The demise of the TPP and Trump's ongoing push to renegotiate NAFTA have shown, however, that political fallout over aspects of the growth of free trade is leading to a freeze in the process, or at least creating a substantial impediment to it, as free trade has alienated segments of society that do not see a benefit from it. This sentiment is not unique to the United States, as the Brexit and the existential threat to the European Union — perhaps the most visible embodiment of the globalization movement and free trade process of the past 60 years — has shown. There is still a broad belief, however, particularly in the West, that free trade deals are needed.

But what has changed is that now the West is unlikely to take the lead in promoting free trade in a global, multilateral or mega-regional fashion.
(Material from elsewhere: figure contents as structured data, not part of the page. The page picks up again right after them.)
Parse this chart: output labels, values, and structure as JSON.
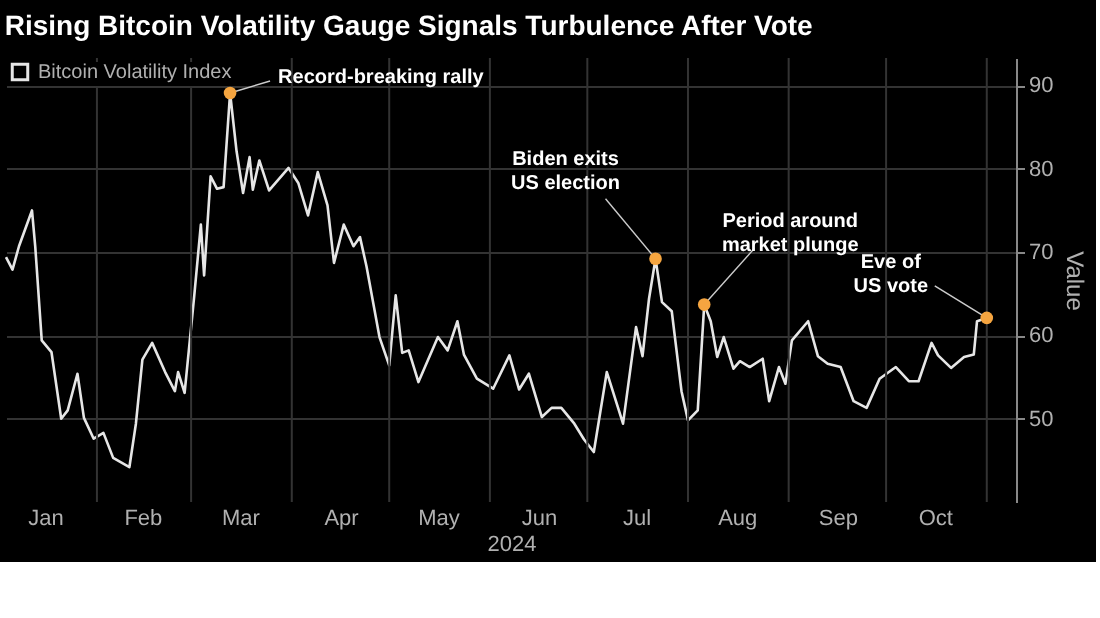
{
  "chart_data": {
    "type": "line",
    "title": "Rising Bitcoin Volatility Gauge Signals Turbulence After Vote",
    "xlabel": "2024",
    "ylabel": "Value",
    "legend": "top left",
    "grid": true,
    "marker": "none",
    "line_style": "solid",
    "xlim": [
      "2024-01-04",
      "2024-11-10"
    ],
    "ylim": [
      40,
      93.3
    ],
    "yticks": [
      50,
      60,
      70,
      80,
      90
    ],
    "xticks": [
      {
        "value": "2024-02-01",
        "label": null
      },
      {
        "value": "2024-03-01",
        "label": null
      },
      {
        "value": "2024-04-01",
        "label": null
      },
      {
        "value": "2024-05-01",
        "label": null
      },
      {
        "value": "2024-06-01",
        "label": null
      },
      {
        "value": "2024-07-01",
        "label": null
      },
      {
        "value": "2024-08-01",
        "label": null
      },
      {
        "value": "2024-09-01",
        "label": null
      },
      {
        "value": "2024-10-01",
        "label": null
      },
      {
        "value": "2024-11-01",
        "label": null
      },
      {
        "value": "2024-01-16",
        "label": "Jan"
      },
      {
        "value": "2024-02-15",
        "label": "Feb"
      },
      {
        "value": "2024-03-16",
        "label": "Mar"
      },
      {
        "value": "2024-04-16",
        "label": "Apr"
      },
      {
        "value": "2024-05-16",
        "label": "May"
      },
      {
        "value": "2024-06-16",
        "label": "Jun"
      },
      {
        "value": "2024-07-16",
        "label": "Jul"
      },
      {
        "value": "2024-08-16",
        "label": "Aug"
      },
      {
        "value": "2024-09-16",
        "label": "Sep"
      },
      {
        "value": "2024-10-16",
        "label": "Oct"
      }
    ],
    "x": [
      "2024-01-04",
      "2024-01-06",
      "2024-01-08",
      "2024-01-12",
      "2024-01-13",
      "2024-01-15",
      "2024-01-18",
      "2024-01-21",
      "2024-01-23",
      "2024-01-26",
      "2024-01-28",
      "2024-01-31",
      "2024-02-03",
      "2024-02-06",
      "2024-02-11",
      "2024-02-13",
      "2024-02-15",
      "2024-02-18",
      "2024-02-22",
      "2024-02-25",
      "2024-02-26",
      "2024-02-28",
      "2024-03-02",
      "2024-03-04",
      "2024-03-05",
      "2024-03-07",
      "2024-03-09",
      "2024-03-11",
      "2024-03-13",
      "2024-03-15",
      "2024-03-17",
      "2024-03-19",
      "2024-03-20",
      "2024-03-22",
      "2024-03-25",
      "2024-03-31",
      "2024-04-03",
      "2024-04-06",
      "2024-04-09",
      "2024-04-12",
      "2024-04-14",
      "2024-04-17",
      "2024-04-20",
      "2024-04-22",
      "2024-04-24",
      "2024-04-28",
      "2024-05-01",
      "2024-05-03",
      "2024-05-05",
      "2024-05-07",
      "2024-05-10",
      "2024-05-16",
      "2024-05-19",
      "2024-05-22",
      "2024-05-24",
      "2024-05-28",
      "2024-06-02",
      "2024-06-07",
      "2024-06-10",
      "2024-06-13",
      "2024-06-17",
      "2024-06-20",
      "2024-06-23",
      "2024-06-27",
      "2024-06-30",
      "2024-07-03",
      "2024-07-07",
      "2024-07-12",
      "2024-07-16",
      "2024-07-18",
      "2024-07-20",
      "2024-07-22",
      "2024-07-24",
      "2024-07-27",
      "2024-07-30",
      "2024-08-01",
      "2024-08-04",
      "2024-08-06",
      "2024-08-08",
      "2024-08-10",
      "2024-08-12",
      "2024-08-15",
      "2024-08-17",
      "2024-08-20",
      "2024-08-24",
      "2024-08-26",
      "2024-08-29",
      "2024-08-31",
      "2024-09-02",
      "2024-09-07",
      "2024-09-10",
      "2024-09-13",
      "2024-09-17",
      "2024-09-21",
      "2024-09-25",
      "2024-09-29",
      "2024-10-04",
      "2024-10-08",
      "2024-10-11",
      "2024-10-15",
      "2024-10-17",
      "2024-10-21",
      "2024-10-25",
      "2024-10-28",
      "2024-10-29",
      "2024-11-01"
    ],
    "series": [
      {
        "name": "Bitcoin Volatility Index",
        "color": "#e6e6e6",
        "values": [
          69.4,
          67.9,
          70.7,
          75,
          70.7,
          59.4,
          58,
          50,
          51,
          55.4,
          50.1,
          47.6,
          48.3,
          45.3,
          44.2,
          49.4,
          57.1,
          59.1,
          55.6,
          53.3,
          55.6,
          53.1,
          64.9,
          73.3,
          67.2,
          79.1,
          77.6,
          77.8,
          89.1,
          82.1,
          77.1,
          81.4,
          77.5,
          81,
          77.4,
          80.1,
          78.3,
          74.4,
          79.6,
          75.6,
          68.7,
          73.3,
          70.7,
          71.8,
          68.3,
          59.8,
          56.4,
          64.8,
          57.9,
          58.2,
          54.4,
          59.8,
          58.2,
          61.7,
          57.7,
          54.8,
          53.6,
          57.6,
          53.5,
          55.4,
          50.2,
          51.3,
          51.3,
          49.4,
          47.5,
          46,
          55.6,
          49.4,
          61,
          57.5,
          64.4,
          69.2,
          64,
          62.9,
          53.3,
          49.8,
          51,
          63.7,
          61.7,
          57.4,
          59.8,
          56,
          56.9,
          56.2,
          57.2,
          52.1,
          56.2,
          54.2,
          59.4,
          61.7,
          57.5,
          56.6,
          56.2,
          52.1,
          51.3,
          54.8,
          56.2,
          54.5,
          54.5,
          59.1,
          57.6,
          56.1,
          57.4,
          57.7,
          61.7,
          62.1
        ]
      }
    ],
    "annotations": [
      {
        "text": "Record-breaking rally",
        "x": "2024-03-13",
        "y": 89.1
      },
      {
        "text": "Biden exits\nUS election",
        "x": "2024-07-22",
        "y": 69.2
      },
      {
        "text": "Period around\nmarket plunge",
        "x": "2024-08-06",
        "y": 63.7
      },
      {
        "text": "Eve of\nUS vote",
        "x": "2024-11-01",
        "y": 62.1
      }
    ]
  }
}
The leadership of Western countries was key to making progress in those deals. With their economic strength, they were able to entice developing countries to join the larger trade blocs by offering access to markets that would help foster growth in the smaller economies through exports. But now, discussions involving the United States and others will more often fall under bilateral frameworks in which the countries involved can more directly manage what is included and what is not.

The U.S. withdrawal from the TPP has forced major economic powers to adjust their strategies as they look to move onward with their free trade agendas. Japan and Australia have taken the lead in campaigning for Washington to reconsider its TPP decision — Japan ratified the TPP just hours before the U.S. presidential inauguration. While Tokyo and Canberra have a strong desire to counterbalance China and meet their respective economic growth strategies, both states will likely accelerate progress toward reaching bilateral free trade deals with the United States and other countries, while simultaneously — if reluctantly — pursuing membership in Chinese-led regional trade blocs. It remains to be seen who, if anyone, can replace the United States and Europe in the role of shepherding the world toward new, broad free trade agreements. In the interim, however, bilateral deals and smaller, more focused and less ambitious trade pacts will be par for the course.